Carola war nie auf den Gedanken gekommen sich dem Willen ihrer Eltern und im Besonderen dem ihres Vaters zu widersetzen. Ihr ganzes Leben war vorbestimmt gewesen – von den ungewollten Ballettstunden in Linz bis hin zum Besuch der Handelsakademie „…weil die Kleine eh bald heiraten wird, und da braucht sie ohnehin kein Studium…“ Wenn man Carola so sah, wäre man nicht auf den Gedanken gekommen, dass sie unglücklich wäre. Das lag aber vorrangig daran, dass sich Carola nie anmerken ließ, was sie dachte und fühlte, was aber die wenigsten ahnten. So wie ich das sah, hatte sich die Frau von Jugend an verschiedene Masken zugelegt, die sie bei Bedarf anlegte. Auch zum Eigenschutz, wie ich mir dachte. Ich gehörte nicht dem selben Gesellschaftskreis wie die nobel geborene Carola Derflinger an, aber bei den wenigen Begegnungen hatte ich immer den Eindruck gewonnen, dass ich mich gut mit ihr verstanden hätte – wenn es sich ergeben hätte…
Carolas Sohn wuchs heran, war erfolgreich in der Schule und schlitterte unversehens in die Pubertät. Die Zeit war wie im Fluge vergangen, Carola war noch immer eine sehr attraktive Frau, als sich vor ein paar Jahren wie ein Lauffeuer die Nachricht bei uns verbreitete, dass Carola durchgebrannt war. Allein der Gedanke daran war unvorstellbar, immerhin war Carola eine Frau von bald vierzig Jahren, aber die Neuigkeiten trafen ausnahmsweise völlig zu. Aber nur nach und nach erfuhr man, was eigentlich hinter dieser Flucht steckte. Carola hatte nämlich in Linz kurioserweise bei einem Arztbesuch ihre frühere Jugendliebe wieder getroffen, und auch wenn es banal klingt: die alten Gefühle waren zwischen den beiden schnell wieder aufgeflackert. Carolas Ex-Liebhaber selber war schon länger geschieden, und auch wenn es schwer vorstellbar scheint, muss in Carola zum ersten Mal in ihrem Leben der Wille zum Ausbruch gereift sein.

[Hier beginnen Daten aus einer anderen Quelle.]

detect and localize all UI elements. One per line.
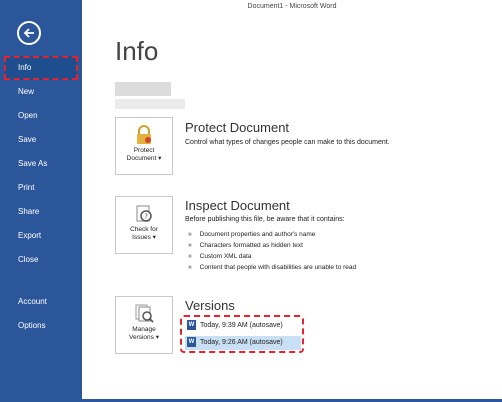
- inspect-button-label-2: Issues ▾: [132, 234, 156, 241]
- nav-info[interactable]: Info: [4, 56, 78, 80]
- nav-save[interactable]: Save: [0, 128, 82, 152]
- inspect-bullet-list: Document properties and author's name Ch…: [188, 229, 356, 273]
- document-name-blurred: [115, 82, 171, 96]
- page-title: Info: [115, 36, 159, 66]
- versions-button-label-2: Versions ▾: [128, 334, 159, 341]
- backstage-nav-lower: Account Options: [0, 290, 82, 338]
- nav-close[interactable]: Close: [0, 248, 82, 272]
- back-arrow-icon[interactable]: [17, 21, 41, 45]
- backstage-sidebar: Info New Open Save Save As Print Share E…: [0, 0, 82, 402]
- inspect-bullet: Content that people with disabilities ar…: [188, 262, 356, 273]
- lock-icon: [137, 125, 151, 144]
- version-item[interactable]: W Today, 9:39 AM (autosave): [185, 319, 283, 333]
- window-title: Document1 - Microsoft Word: [247, 3, 337, 10]
- nav-account[interactable]: Account: [0, 290, 82, 314]
- protect-desc: Control what types of changes people can…: [185, 139, 390, 146]
- protect-button-label-2: Document ▾: [126, 155, 162, 162]
- inspect-title: Inspect Document: [185, 198, 290, 213]
- inspect-bullet: Custom XML data: [188, 251, 356, 262]
- nav-print[interactable]: Print: [0, 176, 82, 200]
- nav-new[interactable]: New: [0, 80, 82, 104]
- inspect-button-label-1: Check for: [130, 226, 158, 233]
- versions-title: Versions: [185, 298, 235, 313]
- nav-export[interactable]: Export: [0, 224, 82, 248]
- nav-open[interactable]: Open: [0, 104, 82, 128]
- versions-button-label-1: Manage: [132, 326, 156, 333]
- protect-title: Protect Document: [185, 120, 290, 135]
- manage-versions-button[interactable]: Manage Versions ▾: [115, 296, 173, 354]
- protect-document-button[interactable]: Protect Document ▾: [115, 117, 173, 175]
- check-for-issues-button[interactable]: ? Check for Issues ▾: [115, 196, 173, 254]
- word-doc-icon: W: [187, 337, 196, 348]
- word-doc-icon: W: [187, 320, 196, 331]
- manage-versions-icon: [135, 304, 154, 323]
- document-path-blurred: [115, 99, 185, 109]
- inspect-bullet: Characters formatted as hidden text: [188, 240, 356, 251]
- nav-save-as[interactable]: Save As: [0, 152, 82, 176]
- inspect-desc: Before publishing this file, be aware th…: [185, 216, 345, 223]
- backstage-nav: Info New Open Save Save As Print Share E…: [0, 56, 82, 272]
- version-item-selected[interactable]: W Today, 9:26 AM (autosave): [185, 336, 301, 350]
- nav-options[interactable]: Options: [0, 314, 82, 338]
- versions-list: W Today, 9:39 AM (autosave) W Today, 9:26 …: [180, 315, 304, 353]
- inspect-bullet: Document properties and author's name: [188, 229, 356, 240]
- protect-button-label-1: Protect: [133, 147, 155, 154]
- nav-share[interactable]: Share: [0, 200, 82, 224]
- inspect-document-icon: ?: [136, 205, 152, 222]
- svg-text:?: ?: [144, 213, 148, 221]
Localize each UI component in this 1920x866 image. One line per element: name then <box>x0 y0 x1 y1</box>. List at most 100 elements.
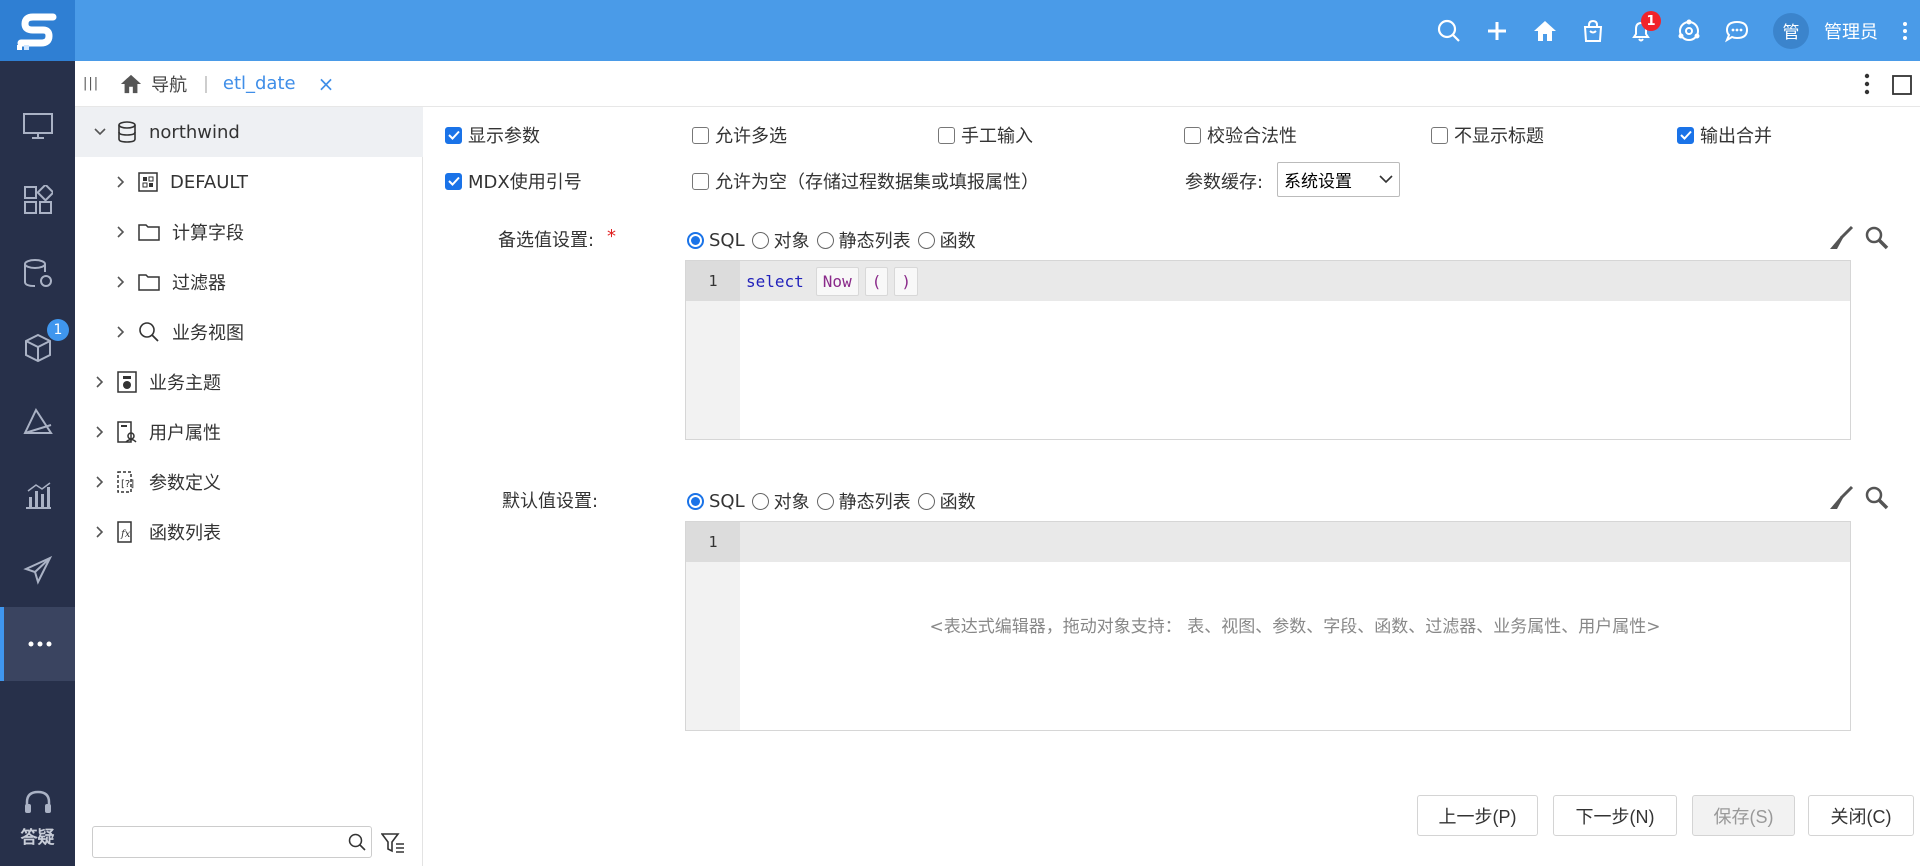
nav-more-icon[interactable] <box>0 607 75 681</box>
help-label: 答疑 <box>20 828 55 848</box>
tab-close-icon[interactable]: × <box>318 72 335 96</box>
more-vertical-icon[interactable] <box>1890 0 1920 61</box>
chevron-right-icon[interactable] <box>114 176 128 188</box>
prev-button[interactable]: 上一步(P) <box>1417 795 1538 836</box>
magnifier-icon[interactable] <box>1864 225 1890 251</box>
checkbox-unchecked-icon <box>1431 126 1448 144</box>
default-radio-static-list[interactable]: 静态列表 <box>816 488 911 514</box>
more-vertical-icon[interactable] <box>1864 73 1870 95</box>
candidate-radio-object[interactable]: 对象 <box>751 227 810 253</box>
tree-item-label: northwind <box>149 121 240 143</box>
nav-components-icon[interactable] <box>0 163 75 237</box>
tree-item-param-definitions[interactable]: [?] 参数定义 <box>75 457 423 507</box>
line-number: 1 <box>686 522 740 562</box>
param-form: 显示参数 允许多选 手工输入 校验合法性 不显示标题 输出合并 MDX使用引号 … <box>424 107 1920 866</box>
candidate-radio-function[interactable]: 函数 <box>917 227 976 253</box>
filter-icon[interactable] <box>381 832 405 854</box>
checkbox-manual-input[interactable]: 手工输入 <box>938 122 1033 148</box>
shopping-bag-icon[interactable] <box>1569 0 1617 61</box>
nav-ruler-icon[interactable] <box>0 385 75 459</box>
add-icon[interactable] <box>1473 0 1521 61</box>
param-icon: [?] <box>117 471 137 493</box>
close-button[interactable]: 关闭(C) <box>1808 795 1914 836</box>
default-radio-object[interactable]: 对象 <box>751 488 810 514</box>
chevron-right-icon[interactable] <box>93 376 107 388</box>
checkbox-unchecked-icon <box>692 126 709 144</box>
brush-icon[interactable] <box>1828 485 1854 511</box>
function-icon: fx <box>117 521 137 543</box>
cache-select[interactable]: 系统设置 <box>1277 162 1400 197</box>
chevron-right-icon[interactable] <box>114 326 128 338</box>
tree-item-label: 过滤器 <box>172 273 226 294</box>
candidate-radio-static-list[interactable]: 静态列表 <box>816 227 911 253</box>
default-expression-editor[interactable]: 1 <表达式编辑器，拖动对象支持： 表、视图、参数、字段、函数、过滤器、业务属性… <box>685 521 1851 731</box>
nav-database-settings-icon[interactable] <box>0 237 75 311</box>
candidate-sql-editor[interactable]: 1 select Now ( ) <box>685 260 1851 440</box>
brush-icon[interactable] <box>1828 225 1854 251</box>
nav-tab[interactable]: 导航 <box>151 71 187 97</box>
default-radio-function[interactable]: 函数 <box>917 488 976 514</box>
default-radio-sql[interactable]: SQL <box>687 491 745 512</box>
chevron-right-icon[interactable] <box>93 476 107 488</box>
tree-item-northwind[interactable]: northwind <box>75 107 423 157</box>
tree-item-filters[interactable]: 过滤器 <box>75 257 423 307</box>
app-logo[interactable] <box>0 0 75 61</box>
tree-item-business-views[interactable]: 业务视图 <box>75 307 423 357</box>
chevron-right-icon[interactable] <box>93 526 107 538</box>
chat-icon[interactable] <box>1713 0 1761 61</box>
sql-token-function[interactable]: Now <box>815 266 859 296</box>
checkbox-mdx-quote[interactable]: MDX使用引号 <box>445 168 582 194</box>
user-name[interactable]: 管理员 <box>1824 18 1878 44</box>
checkbox-hide-title[interactable]: 不显示标题 <box>1431 122 1544 148</box>
search-icon[interactable] <box>1425 0 1473 61</box>
tree-item-function-list[interactable]: fx 函数列表 <box>75 507 423 557</box>
nav-chart-icon[interactable] <box>0 459 75 533</box>
checkbox-allow-multi[interactable]: 允许多选 <box>692 122 787 148</box>
tab-etl-date[interactable]: etl_date <box>223 73 296 94</box>
checkbox-unchecked-icon <box>692 172 709 190</box>
magnifier-icon[interactable] <box>1864 485 1890 511</box>
chevron-right-icon[interactable] <box>114 276 128 288</box>
chevron-right-icon[interactable] <box>114 226 128 238</box>
tree-item-label: 计算字段 <box>172 223 244 244</box>
next-button[interactable]: 下一步(N) <box>1553 795 1677 836</box>
bell-icon[interactable]: 1 <box>1617 0 1665 61</box>
tree-item-business-topics[interactable]: 业务主题 <box>75 357 423 407</box>
checkbox-allow-empty[interactable]: 允许为空（存储过程数据集或填报属性） <box>692 168 1039 194</box>
home-icon[interactable] <box>119 73 143 95</box>
radio-unselected-icon <box>816 492 834 510</box>
tree-item-label: 业务主题 <box>149 373 221 394</box>
checkbox-show-params[interactable]: 显示参数 <box>445 122 540 148</box>
tree-item-label: 业务视图 <box>172 323 244 344</box>
default-tools <box>1828 485 1890 511</box>
sql-token-close-paren[interactable]: ) <box>894 266 918 296</box>
tree-search-input[interactable] <box>99 827 339 857</box>
network-icon[interactable] <box>1665 0 1713 61</box>
tree-item-calc-fields[interactable]: 计算字段 <box>75 207 423 257</box>
logo-icon <box>16 13 56 50</box>
help-button[interactable]: 答疑 <box>0 788 75 848</box>
radio-unselected-icon <box>751 231 769 249</box>
nav-cube-icon[interactable]: 1 <box>0 311 75 385</box>
cache-label: 参数缓存: <box>1185 172 1264 193</box>
search-icon[interactable] <box>348 833 366 851</box>
maximize-icon[interactable] <box>1892 75 1912 95</box>
checkbox-merge-output[interactable]: 输出合并 <box>1677 122 1772 148</box>
database-icon <box>117 121 137 143</box>
avatar[interactable]: 管 <box>1773 12 1809 49</box>
collapse-handle-icon[interactable]: ||| <box>83 76 99 91</box>
tree-item-user-attributes[interactable]: 用户属性 <box>75 407 423 457</box>
home-icon[interactable] <box>1521 0 1569 61</box>
tree-item-default[interactable]: DEFAULT <box>75 157 423 207</box>
chevron-right-icon[interactable] <box>93 426 107 438</box>
top-header: 1 管 管理员 <box>0 0 1920 61</box>
checkbox-validate[interactable]: 校验合法性 <box>1184 122 1297 148</box>
sql-token-open-paren[interactable]: ( <box>864 266 889 296</box>
nav-monitor-icon[interactable] <box>0 89 75 163</box>
save-button[interactable]: 保存(S) <box>1692 795 1795 836</box>
checkbox-checked-icon <box>445 172 462 190</box>
tree-item-label: 函数列表 <box>149 523 221 544</box>
nav-send-icon[interactable] <box>0 533 75 607</box>
candidate-radio-sql[interactable]: SQL <box>687 230 745 251</box>
chevron-down-icon[interactable] <box>93 128 107 136</box>
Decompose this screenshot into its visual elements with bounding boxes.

Zum Ausbruch aus einem Gefängnis, einer Ehe mit einem ungeliebten Mann, an dem ihr nicht viel lag. Carola hat ihre Flucht damals sorgfältig geplant aber nichts über den Damm gebrochen. Als ihr Mann geschäftlich einige Tage im Ausland zu tun hatte, packte sie ihre Koffer und verschwand zu ihrem Geliebten im Großraum Linz. Die Empörung in der Familie war enorm, zuerst wurde Carola ein Ultimatum gestellt, dann meinte ihr Noch-Ehemann, er wäre sich sicher, dass Carola bald wieder zurückkommen würde. Immerhin, so betonte er, könnte sein Rivale seiner Frau nichts bieten – außer einer kleinen Wohnung und einem bescheidenen Einkommen. Carola werde das irgendwann einmal realisieren und die Konsequenzen ziehen, das heißt: wieder zu ihm zurückkehren…
Der Mann sollte sich aber irren, und das gewaltig. Innerhalb eines Jahres wurde die Ehe geschieden – Carolas Ex zog seinerseits die Konsequenzen, weil Carola von ihrem alten und neuen Liebhaber schwanger geworden war. Angesichts dessen war ihm wohl bewusst geworden, dass er völlig falsch gelegen war. Mehr als das, es handelte sich im Fall des verspäteten Paares wirklich um Liebe. Zum ersten Mal in ihrem Leben hatte sich Carola auf die Füße gestellt, weil sie den Rest ihres Lebens nicht wieder über sich hinweg bestimmt sehen wollte. Spät hatte sie die Bremsen gezogen in einem Leben, das ihr fast schon entglitten war, aber eben doch nicht zu spät. Auch wenn sich an ihrer Entscheidung die Geister schieden und scheiden: meiner Meinung hat sie das Richtige getan. Das einzig Richtige!